そして、それを持ち込んだのが、ロドという男であり、指示したのがジェフールであることも。
停止しているとはいえ、放置はできない。
「サーディアス」俺は言った。「斥候隊から二名を選んで、地上に伝令を出してくれ。戦団長とサーキニア軍の師団長に、状況を伝える。暴走の原因を特定し、停止させたこと。ただし、装置の監視が必要であること。救援隊の派遣を要請する」
「了解。伝令の内容は、口頭か」
「口頭でいい。ただし、装置が魔王の遺物であることは伝えるな。『暴走の原因となった魔法装置を発見し、停止させた。装置の監視に交代要員が必要』とだけ伝えろ」
「わかった」
サーディアスが斥候隊長に指示を出し、二名が通路を駆け上がっていった。
「残りの者は、ここで待機する」俺は全員に言った。「球体には、誰も触れるな。カウラが停止させた状態を維持するために、不用意な魔力の干渉も避けてくれ」
「アモス殿」斥候隊長が聞いた。「救援隊が来るまで、どれくらいかかりますか」
「伝令が地上に出るのに、早くて半日。そこから、救援隊が編成されて降りてくるのに、さらに一日。二日近くは、ここで待つことになる」
「二日」
「ああ。食料と水は、持参した分でぎりぎりだが、足りる。その間、交代で休め。ただし、通路の警戒は常に二名以上。先ほどのような深層の種が、再び来る可能性がある」
隊の者たちが頷いた。
俺は広間の隅に腰を下ろした。サーディアスが交代の順番を組みはじめた。斥候隊の残り三名と、青の団の精鋭が、自然に役割を分担していた。

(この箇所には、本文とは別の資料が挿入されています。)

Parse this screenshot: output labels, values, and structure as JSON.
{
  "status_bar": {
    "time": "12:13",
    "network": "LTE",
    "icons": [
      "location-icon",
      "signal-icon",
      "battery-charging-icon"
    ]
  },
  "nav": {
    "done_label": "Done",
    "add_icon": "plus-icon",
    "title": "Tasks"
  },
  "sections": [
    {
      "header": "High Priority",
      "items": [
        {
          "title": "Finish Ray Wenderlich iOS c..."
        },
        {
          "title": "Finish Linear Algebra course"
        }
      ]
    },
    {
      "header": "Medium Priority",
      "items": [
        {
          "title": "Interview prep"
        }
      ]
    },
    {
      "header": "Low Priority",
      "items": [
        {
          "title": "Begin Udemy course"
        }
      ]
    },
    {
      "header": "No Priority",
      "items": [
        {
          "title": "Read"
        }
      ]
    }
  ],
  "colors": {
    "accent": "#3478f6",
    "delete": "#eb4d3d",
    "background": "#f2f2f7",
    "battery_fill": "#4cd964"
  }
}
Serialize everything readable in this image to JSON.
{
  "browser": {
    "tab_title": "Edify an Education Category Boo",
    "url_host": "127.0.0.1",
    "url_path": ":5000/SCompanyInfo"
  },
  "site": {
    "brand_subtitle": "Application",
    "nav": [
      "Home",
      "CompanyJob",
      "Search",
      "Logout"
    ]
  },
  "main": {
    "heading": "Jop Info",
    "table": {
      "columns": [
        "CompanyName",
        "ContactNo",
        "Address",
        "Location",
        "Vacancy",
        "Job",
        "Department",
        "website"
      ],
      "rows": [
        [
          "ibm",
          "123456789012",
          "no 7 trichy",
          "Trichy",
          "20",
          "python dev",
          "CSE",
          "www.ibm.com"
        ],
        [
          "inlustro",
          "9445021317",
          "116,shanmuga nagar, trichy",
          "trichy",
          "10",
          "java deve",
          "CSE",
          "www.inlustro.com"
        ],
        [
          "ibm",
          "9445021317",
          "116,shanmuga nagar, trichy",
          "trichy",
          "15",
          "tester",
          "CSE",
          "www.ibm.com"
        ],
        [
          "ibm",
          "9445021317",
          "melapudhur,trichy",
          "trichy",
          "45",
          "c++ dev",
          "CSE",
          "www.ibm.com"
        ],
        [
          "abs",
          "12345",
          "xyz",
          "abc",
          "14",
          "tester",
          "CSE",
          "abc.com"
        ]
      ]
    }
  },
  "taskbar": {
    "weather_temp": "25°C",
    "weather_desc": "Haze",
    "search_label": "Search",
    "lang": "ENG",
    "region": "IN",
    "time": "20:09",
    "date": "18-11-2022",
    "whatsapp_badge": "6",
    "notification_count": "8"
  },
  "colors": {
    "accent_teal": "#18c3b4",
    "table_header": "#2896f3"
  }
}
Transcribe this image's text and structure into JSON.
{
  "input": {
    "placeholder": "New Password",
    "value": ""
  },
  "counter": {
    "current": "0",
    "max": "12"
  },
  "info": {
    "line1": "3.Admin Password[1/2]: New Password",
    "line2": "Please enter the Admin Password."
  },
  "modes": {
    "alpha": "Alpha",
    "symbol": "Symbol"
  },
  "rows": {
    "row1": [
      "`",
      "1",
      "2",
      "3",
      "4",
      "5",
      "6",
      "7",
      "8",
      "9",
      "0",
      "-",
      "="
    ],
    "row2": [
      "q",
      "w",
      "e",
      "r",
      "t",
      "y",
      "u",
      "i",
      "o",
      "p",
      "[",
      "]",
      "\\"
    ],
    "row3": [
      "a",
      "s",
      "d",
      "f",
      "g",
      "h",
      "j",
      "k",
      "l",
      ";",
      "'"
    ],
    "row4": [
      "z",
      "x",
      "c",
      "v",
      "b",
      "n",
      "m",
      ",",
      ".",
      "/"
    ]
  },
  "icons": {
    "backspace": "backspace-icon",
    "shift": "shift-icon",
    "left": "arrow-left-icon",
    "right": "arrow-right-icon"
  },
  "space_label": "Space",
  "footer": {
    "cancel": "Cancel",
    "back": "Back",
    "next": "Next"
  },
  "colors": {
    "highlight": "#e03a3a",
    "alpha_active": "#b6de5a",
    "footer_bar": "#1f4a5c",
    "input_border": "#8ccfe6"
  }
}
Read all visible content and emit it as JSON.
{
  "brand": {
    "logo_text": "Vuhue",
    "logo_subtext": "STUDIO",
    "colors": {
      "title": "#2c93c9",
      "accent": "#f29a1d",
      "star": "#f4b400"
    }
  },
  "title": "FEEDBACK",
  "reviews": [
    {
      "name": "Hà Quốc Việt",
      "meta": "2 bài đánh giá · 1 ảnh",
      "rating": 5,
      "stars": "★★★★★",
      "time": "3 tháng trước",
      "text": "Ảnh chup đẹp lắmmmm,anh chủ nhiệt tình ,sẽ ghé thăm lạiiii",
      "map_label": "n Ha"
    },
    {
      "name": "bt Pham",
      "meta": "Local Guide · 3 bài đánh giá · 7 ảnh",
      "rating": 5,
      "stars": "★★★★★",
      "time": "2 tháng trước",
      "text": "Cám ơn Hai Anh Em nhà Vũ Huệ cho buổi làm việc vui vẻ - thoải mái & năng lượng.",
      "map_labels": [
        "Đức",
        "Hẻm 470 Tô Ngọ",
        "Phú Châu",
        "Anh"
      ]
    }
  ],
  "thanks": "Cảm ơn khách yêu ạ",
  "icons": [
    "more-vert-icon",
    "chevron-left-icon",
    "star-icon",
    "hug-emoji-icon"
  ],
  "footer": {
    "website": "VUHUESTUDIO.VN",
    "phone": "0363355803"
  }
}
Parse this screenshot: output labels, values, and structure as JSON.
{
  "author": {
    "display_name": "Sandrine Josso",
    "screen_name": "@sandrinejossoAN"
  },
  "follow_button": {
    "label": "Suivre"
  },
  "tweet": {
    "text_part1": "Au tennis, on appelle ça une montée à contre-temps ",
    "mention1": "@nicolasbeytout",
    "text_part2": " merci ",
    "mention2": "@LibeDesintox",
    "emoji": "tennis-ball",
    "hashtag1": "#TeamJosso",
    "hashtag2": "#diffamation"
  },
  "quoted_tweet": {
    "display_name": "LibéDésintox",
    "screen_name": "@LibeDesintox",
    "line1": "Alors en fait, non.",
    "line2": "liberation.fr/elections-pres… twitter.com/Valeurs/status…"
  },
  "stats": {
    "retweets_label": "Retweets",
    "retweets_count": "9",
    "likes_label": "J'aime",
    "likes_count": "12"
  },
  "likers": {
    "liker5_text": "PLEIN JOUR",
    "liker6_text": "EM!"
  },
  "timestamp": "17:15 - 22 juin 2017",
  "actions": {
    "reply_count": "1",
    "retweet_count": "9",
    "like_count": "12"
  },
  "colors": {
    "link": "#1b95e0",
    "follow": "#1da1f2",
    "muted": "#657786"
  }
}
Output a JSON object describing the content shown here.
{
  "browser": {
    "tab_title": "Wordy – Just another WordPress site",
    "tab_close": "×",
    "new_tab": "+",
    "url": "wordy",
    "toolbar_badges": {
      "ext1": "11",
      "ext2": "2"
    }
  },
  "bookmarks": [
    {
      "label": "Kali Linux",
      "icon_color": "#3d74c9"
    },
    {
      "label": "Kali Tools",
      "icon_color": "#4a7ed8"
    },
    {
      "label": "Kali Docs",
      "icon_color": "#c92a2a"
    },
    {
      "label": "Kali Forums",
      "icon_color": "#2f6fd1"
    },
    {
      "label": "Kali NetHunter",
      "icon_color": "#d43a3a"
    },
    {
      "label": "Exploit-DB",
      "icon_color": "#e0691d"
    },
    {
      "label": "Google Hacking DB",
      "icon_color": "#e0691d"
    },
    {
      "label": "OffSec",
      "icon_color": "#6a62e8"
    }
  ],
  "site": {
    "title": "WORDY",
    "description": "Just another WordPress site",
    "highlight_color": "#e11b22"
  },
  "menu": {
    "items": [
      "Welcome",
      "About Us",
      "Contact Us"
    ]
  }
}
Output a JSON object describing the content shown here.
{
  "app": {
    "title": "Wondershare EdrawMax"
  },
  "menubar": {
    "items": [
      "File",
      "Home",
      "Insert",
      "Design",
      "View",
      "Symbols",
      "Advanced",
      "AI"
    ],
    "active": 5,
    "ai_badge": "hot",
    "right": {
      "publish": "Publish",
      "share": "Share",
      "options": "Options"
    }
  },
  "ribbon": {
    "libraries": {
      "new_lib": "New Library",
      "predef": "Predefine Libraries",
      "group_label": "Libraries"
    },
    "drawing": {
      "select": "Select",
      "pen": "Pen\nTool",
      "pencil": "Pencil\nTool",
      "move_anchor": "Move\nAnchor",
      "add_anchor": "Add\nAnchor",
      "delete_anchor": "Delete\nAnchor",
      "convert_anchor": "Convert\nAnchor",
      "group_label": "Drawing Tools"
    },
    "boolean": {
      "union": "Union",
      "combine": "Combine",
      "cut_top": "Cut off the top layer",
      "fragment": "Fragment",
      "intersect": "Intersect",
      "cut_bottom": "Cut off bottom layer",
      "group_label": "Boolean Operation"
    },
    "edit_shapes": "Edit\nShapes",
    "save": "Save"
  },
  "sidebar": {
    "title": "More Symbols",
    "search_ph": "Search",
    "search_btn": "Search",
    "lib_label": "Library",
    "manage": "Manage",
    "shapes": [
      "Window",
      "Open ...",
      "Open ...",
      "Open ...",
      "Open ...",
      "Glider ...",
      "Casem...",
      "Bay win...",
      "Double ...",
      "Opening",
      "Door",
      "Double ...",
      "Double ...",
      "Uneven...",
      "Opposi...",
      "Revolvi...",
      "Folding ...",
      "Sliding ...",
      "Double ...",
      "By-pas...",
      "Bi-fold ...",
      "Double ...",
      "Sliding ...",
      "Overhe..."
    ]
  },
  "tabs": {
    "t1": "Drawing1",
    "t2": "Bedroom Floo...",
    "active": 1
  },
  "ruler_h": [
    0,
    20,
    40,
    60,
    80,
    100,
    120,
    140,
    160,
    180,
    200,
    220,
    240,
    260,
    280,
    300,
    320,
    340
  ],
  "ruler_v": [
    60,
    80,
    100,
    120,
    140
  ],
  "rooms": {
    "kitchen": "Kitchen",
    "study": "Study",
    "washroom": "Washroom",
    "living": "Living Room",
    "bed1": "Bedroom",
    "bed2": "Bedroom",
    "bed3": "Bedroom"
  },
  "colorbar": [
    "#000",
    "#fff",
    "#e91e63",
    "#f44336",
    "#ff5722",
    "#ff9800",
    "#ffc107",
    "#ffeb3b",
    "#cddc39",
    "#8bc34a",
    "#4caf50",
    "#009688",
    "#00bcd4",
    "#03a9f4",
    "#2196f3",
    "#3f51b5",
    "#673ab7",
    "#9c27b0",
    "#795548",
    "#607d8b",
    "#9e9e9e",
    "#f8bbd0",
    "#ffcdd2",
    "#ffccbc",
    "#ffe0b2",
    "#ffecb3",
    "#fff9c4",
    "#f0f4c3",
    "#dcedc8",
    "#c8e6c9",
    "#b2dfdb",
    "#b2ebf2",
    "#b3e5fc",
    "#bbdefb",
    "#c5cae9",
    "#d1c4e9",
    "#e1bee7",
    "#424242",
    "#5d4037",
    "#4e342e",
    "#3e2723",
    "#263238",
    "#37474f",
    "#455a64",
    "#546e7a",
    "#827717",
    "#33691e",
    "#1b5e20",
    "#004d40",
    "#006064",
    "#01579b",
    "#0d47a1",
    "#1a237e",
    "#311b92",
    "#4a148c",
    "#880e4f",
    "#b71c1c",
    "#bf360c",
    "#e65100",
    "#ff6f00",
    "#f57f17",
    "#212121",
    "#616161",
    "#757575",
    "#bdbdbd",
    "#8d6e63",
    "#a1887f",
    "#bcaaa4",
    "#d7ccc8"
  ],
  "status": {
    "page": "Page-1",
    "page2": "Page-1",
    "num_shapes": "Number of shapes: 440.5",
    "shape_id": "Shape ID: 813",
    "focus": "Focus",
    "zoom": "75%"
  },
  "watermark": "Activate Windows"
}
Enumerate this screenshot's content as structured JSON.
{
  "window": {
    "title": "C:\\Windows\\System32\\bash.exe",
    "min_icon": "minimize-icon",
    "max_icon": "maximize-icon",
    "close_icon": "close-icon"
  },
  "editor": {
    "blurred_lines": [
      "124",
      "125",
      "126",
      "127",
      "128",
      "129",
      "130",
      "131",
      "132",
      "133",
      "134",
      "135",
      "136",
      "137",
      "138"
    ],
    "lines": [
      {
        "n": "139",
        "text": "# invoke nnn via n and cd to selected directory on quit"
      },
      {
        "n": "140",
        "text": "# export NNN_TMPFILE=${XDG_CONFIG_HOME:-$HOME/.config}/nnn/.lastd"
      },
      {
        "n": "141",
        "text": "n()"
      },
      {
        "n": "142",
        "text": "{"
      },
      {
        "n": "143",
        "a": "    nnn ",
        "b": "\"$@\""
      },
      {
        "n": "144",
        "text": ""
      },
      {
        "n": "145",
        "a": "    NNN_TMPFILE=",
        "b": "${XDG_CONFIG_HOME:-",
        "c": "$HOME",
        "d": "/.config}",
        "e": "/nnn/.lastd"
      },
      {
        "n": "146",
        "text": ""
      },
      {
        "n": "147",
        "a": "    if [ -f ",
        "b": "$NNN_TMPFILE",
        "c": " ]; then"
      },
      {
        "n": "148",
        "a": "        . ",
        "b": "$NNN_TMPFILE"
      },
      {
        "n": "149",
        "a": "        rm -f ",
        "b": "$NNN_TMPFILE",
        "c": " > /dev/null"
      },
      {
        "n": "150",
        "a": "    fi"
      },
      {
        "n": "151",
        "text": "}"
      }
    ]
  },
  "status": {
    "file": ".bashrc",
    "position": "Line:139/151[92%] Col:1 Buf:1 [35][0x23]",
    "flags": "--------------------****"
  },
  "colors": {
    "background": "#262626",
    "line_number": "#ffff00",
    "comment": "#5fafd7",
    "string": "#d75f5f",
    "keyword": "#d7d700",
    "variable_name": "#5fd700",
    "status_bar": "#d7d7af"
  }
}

カウラは球体から少し離れた位置で、壁にもたれて座っていた。目を閉じていた。
「カウラ」俺は小声で声をかけた。
「起きてるわ」
「装置が再起動する可能性は」
「ないとは言えない。外部から強い魔力を注ぎ込めば、再び動き出す。だから、監視が要る。私が近くにいれば、兆候が出た瞬間に抑え込める。しかし、私がいなくなった後は、同等の魔導師が交代で張りつく必要があるわ」
「戦団には、お前以外に」
「いない」カウラは目を開けた。「ただし、サーキニア軍に宮廷魔導師がいるはず。師団に配属されている者なら、監視くらいはできるでしょう。停止させる力はなくても、再起動の兆候を察知して報告することはできる」
「わかった。救援隊が来たら、その手配を、師団長に申し入れる」
カウラは頷き、また目を閉じた。